Edgar had a mirthless inner grin that floated somewhere back near her palate. She did not yearn for life upstate. This was the truth of the world, right here, her soul's own home, herself-she saw herself, the fraidy child who must face the real terror of the streets to cure the linger of destruction inside her. Where else would she do her work but under the brave and crazy wall of Ismael Mufioz?

Then Gracie was out of the van. She was out of the seat belt, out of the van and running down the street. The door hung open. Edgar understood at once. She turned and saw the girl, Esmeralda, half a block ahead of Gracie, running for the Wall. Gracie moved among the cars in her clunky shoes and frump skirt. She followed the girl around a corner where the tour bus sat dead in traffic. The tourists watched the running figures. Edgar could see their heads turn in unison, pin-wheels spinning at the windows.

All sounds gathered in the dimming sky.

She thought she understood the tourists. You travel somewhere not for museums and sunsets but for ruins, bombed-out terrain, for the moss-grown memory of torture and war. Emergency vehicles were massing about a block and a half away. She saw workers pry open subway gratings in billows of pale smoke and she knew she ought to say a fast prayer, an act of hope, three years' indulgence, but she only watched and waited. Then heads and torsos began to emerge, indistinctly, people coming into the air with jaws skewed open in frantic gasps.

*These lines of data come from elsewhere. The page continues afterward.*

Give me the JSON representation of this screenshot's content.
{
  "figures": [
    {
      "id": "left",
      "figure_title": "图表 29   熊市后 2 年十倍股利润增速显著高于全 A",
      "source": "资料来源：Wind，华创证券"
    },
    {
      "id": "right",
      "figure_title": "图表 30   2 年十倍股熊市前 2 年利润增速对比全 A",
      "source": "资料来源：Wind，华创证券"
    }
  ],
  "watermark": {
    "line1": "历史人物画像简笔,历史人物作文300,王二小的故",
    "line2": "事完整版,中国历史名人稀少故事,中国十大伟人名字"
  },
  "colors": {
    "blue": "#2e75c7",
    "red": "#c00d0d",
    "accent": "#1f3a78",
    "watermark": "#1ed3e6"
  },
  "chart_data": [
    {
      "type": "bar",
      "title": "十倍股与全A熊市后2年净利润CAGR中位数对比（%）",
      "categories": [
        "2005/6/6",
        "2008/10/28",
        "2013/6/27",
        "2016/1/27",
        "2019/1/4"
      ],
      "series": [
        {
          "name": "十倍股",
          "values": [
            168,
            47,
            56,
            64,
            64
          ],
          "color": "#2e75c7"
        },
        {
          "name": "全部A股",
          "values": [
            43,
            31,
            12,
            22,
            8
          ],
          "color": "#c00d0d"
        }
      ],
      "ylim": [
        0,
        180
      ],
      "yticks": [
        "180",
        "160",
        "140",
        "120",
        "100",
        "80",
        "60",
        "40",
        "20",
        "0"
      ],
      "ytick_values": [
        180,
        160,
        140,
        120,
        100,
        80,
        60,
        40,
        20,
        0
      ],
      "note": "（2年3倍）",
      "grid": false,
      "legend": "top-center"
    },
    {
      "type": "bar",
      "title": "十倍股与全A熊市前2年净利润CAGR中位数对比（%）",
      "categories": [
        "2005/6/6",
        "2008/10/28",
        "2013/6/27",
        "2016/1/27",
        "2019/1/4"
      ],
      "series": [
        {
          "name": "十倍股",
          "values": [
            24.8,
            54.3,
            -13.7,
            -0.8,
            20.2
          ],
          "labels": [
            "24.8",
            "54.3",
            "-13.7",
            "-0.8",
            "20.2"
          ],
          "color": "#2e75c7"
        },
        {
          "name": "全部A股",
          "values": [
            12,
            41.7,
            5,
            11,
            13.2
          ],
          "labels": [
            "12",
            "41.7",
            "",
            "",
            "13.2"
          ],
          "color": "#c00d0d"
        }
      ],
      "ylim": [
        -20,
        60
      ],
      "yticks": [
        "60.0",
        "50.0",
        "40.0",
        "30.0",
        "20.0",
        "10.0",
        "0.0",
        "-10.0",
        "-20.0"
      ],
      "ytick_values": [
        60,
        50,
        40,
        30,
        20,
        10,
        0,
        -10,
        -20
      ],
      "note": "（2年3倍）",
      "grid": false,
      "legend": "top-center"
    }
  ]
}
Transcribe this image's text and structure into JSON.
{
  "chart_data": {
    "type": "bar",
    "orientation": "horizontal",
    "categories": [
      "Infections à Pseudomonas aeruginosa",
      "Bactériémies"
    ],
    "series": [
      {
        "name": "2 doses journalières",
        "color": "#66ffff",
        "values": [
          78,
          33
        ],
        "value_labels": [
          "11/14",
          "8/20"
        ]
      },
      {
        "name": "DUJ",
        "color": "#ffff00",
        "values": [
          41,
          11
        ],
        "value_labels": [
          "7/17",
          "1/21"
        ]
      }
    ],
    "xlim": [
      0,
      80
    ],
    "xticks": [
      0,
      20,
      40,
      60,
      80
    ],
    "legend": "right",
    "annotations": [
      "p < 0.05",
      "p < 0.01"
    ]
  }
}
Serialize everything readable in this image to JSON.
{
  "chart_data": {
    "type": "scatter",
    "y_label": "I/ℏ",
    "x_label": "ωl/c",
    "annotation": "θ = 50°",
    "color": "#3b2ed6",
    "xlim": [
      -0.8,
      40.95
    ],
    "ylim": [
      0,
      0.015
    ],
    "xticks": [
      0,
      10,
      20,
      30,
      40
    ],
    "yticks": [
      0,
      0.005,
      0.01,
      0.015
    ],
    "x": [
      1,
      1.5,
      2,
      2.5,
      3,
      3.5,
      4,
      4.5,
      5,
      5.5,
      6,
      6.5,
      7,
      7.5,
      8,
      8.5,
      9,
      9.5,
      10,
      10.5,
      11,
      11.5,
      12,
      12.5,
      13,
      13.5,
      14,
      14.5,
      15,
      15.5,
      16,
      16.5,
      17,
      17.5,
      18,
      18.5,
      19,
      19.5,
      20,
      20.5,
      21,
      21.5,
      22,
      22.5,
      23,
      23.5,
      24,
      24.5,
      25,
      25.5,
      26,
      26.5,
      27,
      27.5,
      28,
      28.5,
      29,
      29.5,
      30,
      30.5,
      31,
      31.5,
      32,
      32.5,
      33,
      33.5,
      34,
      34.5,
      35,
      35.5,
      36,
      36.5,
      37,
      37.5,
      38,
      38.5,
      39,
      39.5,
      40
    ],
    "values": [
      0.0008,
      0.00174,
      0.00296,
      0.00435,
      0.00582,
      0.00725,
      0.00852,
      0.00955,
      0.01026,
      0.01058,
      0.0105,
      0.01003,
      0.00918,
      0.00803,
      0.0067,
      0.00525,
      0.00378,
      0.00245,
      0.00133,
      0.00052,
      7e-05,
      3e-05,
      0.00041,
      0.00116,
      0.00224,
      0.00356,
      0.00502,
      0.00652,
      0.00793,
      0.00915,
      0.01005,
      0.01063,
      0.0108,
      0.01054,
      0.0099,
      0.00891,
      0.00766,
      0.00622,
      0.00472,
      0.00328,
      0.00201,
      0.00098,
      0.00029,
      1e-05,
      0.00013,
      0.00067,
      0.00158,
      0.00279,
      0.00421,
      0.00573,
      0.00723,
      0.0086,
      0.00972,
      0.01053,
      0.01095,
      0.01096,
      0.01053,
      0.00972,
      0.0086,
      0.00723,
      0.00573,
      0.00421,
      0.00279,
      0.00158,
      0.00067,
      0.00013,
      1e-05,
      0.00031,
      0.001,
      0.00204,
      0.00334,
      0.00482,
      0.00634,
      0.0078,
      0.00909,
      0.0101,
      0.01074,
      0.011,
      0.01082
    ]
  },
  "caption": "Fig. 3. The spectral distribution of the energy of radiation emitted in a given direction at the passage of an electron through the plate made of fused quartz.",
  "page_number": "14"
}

A short circuit, a subway fire.

Through the rearview mirror she spotted tourists getting off the bus and edging along the street, poised to take pictures. And the schoolkids going by, barely interested-they heard shootings all the time out their windows at night, death interchangeable on the street and TV But what did she know, an old woman who ate fish, still, on Friday, beginning to feel useless here, far less worthy than Sister Grace. Gracie was a soldier, a fighter for human worth. Edgar was basically a junior G-man, protecting a set of laws and prohibitions.

She had a raven's heart, small and obdurate.

She heard the yammer of police cars pulsing in stalled traffic and saw a hundred subway riders come up out of the tunnels accompanied by workers in incandescent vests and she watched the tourists snapping pictures and thought of the trip she'd made to Rome many years ago, for study and spiritual renewal, and she'd swayed beneath the great domes and prowled the catacombs and church basements and this is what she thought as the riders came up to the street, how she'd stood in a subterranean chapel in a Capuchin church and could not take her eyes off the skeletons stacked there, wondering about the monks whose flesh had once decorated these metatarsals and femurs and skulls, many skulls heaped in alcoves and hidey-holes, and she remembered thinking vindictively that these are the dead who will come out of the earth to lash and cudgel the living, to punish the sins of the living-death, yes, triumphant.